Publicado 19 de Janeiro de 2020 - 5h30

O Solar do Barão de Itapura, na Avenida Francisco Glicério esquina com a Rua Marechal Deodoro, no Centro de Campinas, mais conhecido como prédio central da PUC-Campinas, sobreviveu ao passar dos séculos e ainda encanta quem passa por essa região da cidade.

Por lá, passaram mais de 180 mil alunos da universidade. Um projeto de restauro está em andamento para a recuperação do prédio, que é tombado e conta parte da história da cidade.

No início do século XIX, campinas trocava a economia açucareira pela cafeeira. Por volta de 1850, a então Vila se tornava um dos maiores produtores de café do Estado de São Paulo, que ainda era Província.

A produção de café trouxe grande desenvolvimento para cá, permitindo a instalação de ferrovias, hipódromo, calçamento de ruas, mercados, jardins, iluminação pública, chafarizes, associações culturais, artísticas, entre outras melhorias.

A região de Campinas, à época conhecida como Oeste Paulista, atraiu inúmeros fazendeiros, que, além de suas fazendas na área rural, construíram palacetes na cidade.

Joaquim Policarpo Aranha, nasceu em 1809, na Vila de Ponta Grossa, na então Província de São Paulo, mas se estabeleceu em Campinas, com a família.

Aos 34 anos, no dia 6 de fevereiro de 1843, se casou com a Libânia de Sousa Aranha, sua prima de segundo grau.

No mesmo dia, seu irmão, Manuel Carlos Aranha, que se tornaria o Barão de Anhumas, se casou com a também prima, Ana Teresa de Sousa Aranha.

A cerimônia ocorreu na capela da sede do Engenho Fazenda Mato Dentro, de propriedade de seus sogros, Francisco Egídio de Sousa Aranha e Maria Luzia de Sousa Aranha, pioneiros na introdução do café na região.

Ele teve grande sucesso como fazendeiro, sendo um dos mais ricos da região.

Foi proprietário da Fazenda Sete Quedas, da Fazenda Bom Retiro, da Fazenda Chapadão (que mais tarde passou a ser do Exército), dentre outras.

Aranha também teve destaque como político.
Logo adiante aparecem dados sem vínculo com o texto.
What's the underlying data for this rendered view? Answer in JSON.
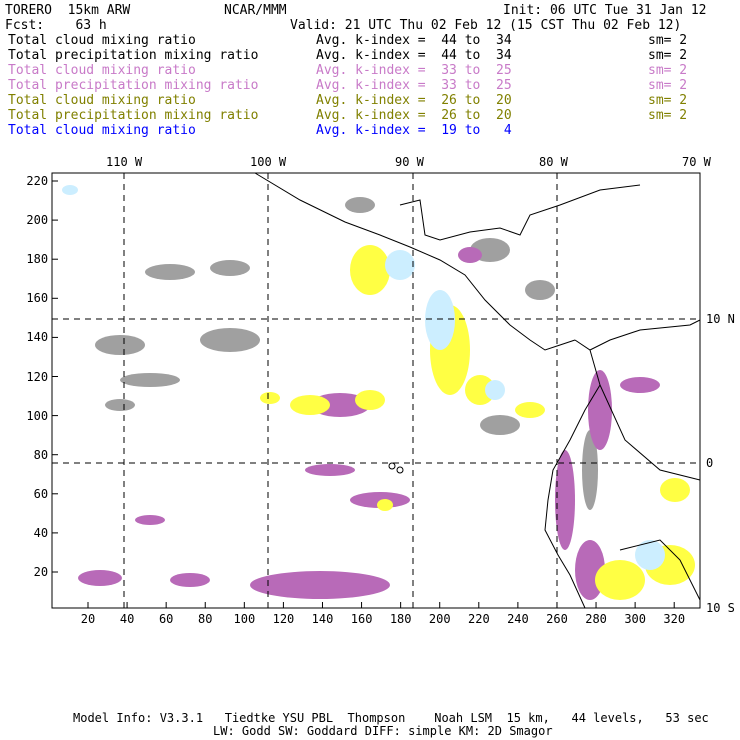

Foi vereador pelo Partido Liberal no triênio 1845-1848, Capitão da Guarda Nacional, Comendador da Imperial Ordem da Rosa (pelo desempenho na Guerra do Paraguai). Em 19 de janeiro de 1883, adquiriu o título de Barão de Itapura.

O solar é obra do renomado construtor florentino Luigi Pucci e representa bem a arquitetura do fim do império, clássico e imponente.

A propriedade tem 227 cômodos, construídos em alvenaria de tijolos, substituindo a taipa de pilão, técnica empregada naquele período. Em estilo renascentista italiano, o projeto era arrojado para a época. A obra foi inaugurada em 1883, depois de três anos de duração.

O Barão residiu no solar por apenas 19 anos, já que morreu em 1902. A baronesa consorte, sua esposa, fez a passagem, coincidentemente, 19 anos depois, em 1921.

O imóvel ficou para Izolethe de Souza Aranha, única filha solteira dos seis filhos do casal.